The inner tube, on the other hand, can offer considerable resistance depending on the diameter and the wall thickness of the alignment. Fixed clamping is required here, which can also exert greater forces and torques. It was shown that an arrangement as shown in Figure 2 is sufficient in all cases to compensate for any bending that may exist and also to compensate for additional forces that sometimes arise due to the foam rising.

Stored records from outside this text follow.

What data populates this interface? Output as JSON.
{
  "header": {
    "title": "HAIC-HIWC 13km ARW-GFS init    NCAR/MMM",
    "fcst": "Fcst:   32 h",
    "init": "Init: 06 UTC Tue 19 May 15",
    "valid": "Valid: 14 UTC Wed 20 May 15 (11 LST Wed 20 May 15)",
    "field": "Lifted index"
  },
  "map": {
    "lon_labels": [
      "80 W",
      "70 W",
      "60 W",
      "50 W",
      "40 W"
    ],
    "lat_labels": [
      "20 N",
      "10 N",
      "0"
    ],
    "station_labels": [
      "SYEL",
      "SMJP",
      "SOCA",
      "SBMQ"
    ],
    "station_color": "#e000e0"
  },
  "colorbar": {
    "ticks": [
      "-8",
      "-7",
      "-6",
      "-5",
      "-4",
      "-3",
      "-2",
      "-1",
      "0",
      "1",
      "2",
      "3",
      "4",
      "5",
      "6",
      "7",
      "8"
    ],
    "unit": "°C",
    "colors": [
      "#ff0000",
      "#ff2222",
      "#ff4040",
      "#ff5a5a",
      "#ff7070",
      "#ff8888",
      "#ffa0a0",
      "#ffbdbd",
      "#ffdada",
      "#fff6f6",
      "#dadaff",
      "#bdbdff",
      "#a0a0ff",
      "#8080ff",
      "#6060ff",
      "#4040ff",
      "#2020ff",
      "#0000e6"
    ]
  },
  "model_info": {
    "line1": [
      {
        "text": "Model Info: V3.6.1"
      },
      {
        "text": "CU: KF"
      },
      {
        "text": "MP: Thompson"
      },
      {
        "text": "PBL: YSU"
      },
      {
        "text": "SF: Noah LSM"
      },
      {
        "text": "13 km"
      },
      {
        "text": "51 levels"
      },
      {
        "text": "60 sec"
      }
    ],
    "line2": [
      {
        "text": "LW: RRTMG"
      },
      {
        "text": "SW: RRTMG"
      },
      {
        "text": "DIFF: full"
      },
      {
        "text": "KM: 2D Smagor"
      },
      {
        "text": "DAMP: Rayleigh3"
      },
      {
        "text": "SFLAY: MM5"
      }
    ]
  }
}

In some cases, if the pipe's own bending is not great and the foam forces are relatively low, it may be sufficient to hang the pipe at both ends as shown in Figure 3. Here, the weight-related deflections largely offset each other.

Claims (6)

1. A process for the production of discontinuously produced pipes insulated with rigid polyurethane foam, characterized in that spacers between the steel and the polyethylene pipe are dispensed with in the production, a uniform annular space between the steel and the polyethylene pipe being thereby ensured that both pipes are mechanically fixed along the longitudinal axis. 2. The method according to claim 1, characterized in that the mechanical fixation of the inner tube by each two mechanical jaws on both ends of the tube, one jaw on each End of the steel pipe and the second at a distance a of more than 0.1 m from the end is arranged remotely, the two fixations perpendicular to the longitudinal axis of the raw res are mutually displaceable and thereby exerted a bending moment on the tube can be forced. 3. The method according to claim 2, characterized in that the distance a is greater than 1 m. 4. The method according to claim 2, characterized in that the distance a is greater than 20% of the total length of the Tube. 5. The method according to claim 1, characterized in that the steel tube is held at two points, each because they are shifted inwards by as much as approx. 25% of the total length of the pipe turn off. 6. The method according to claim 1, characterized in that the outer polyethylene tube firmly between two prisms is excited.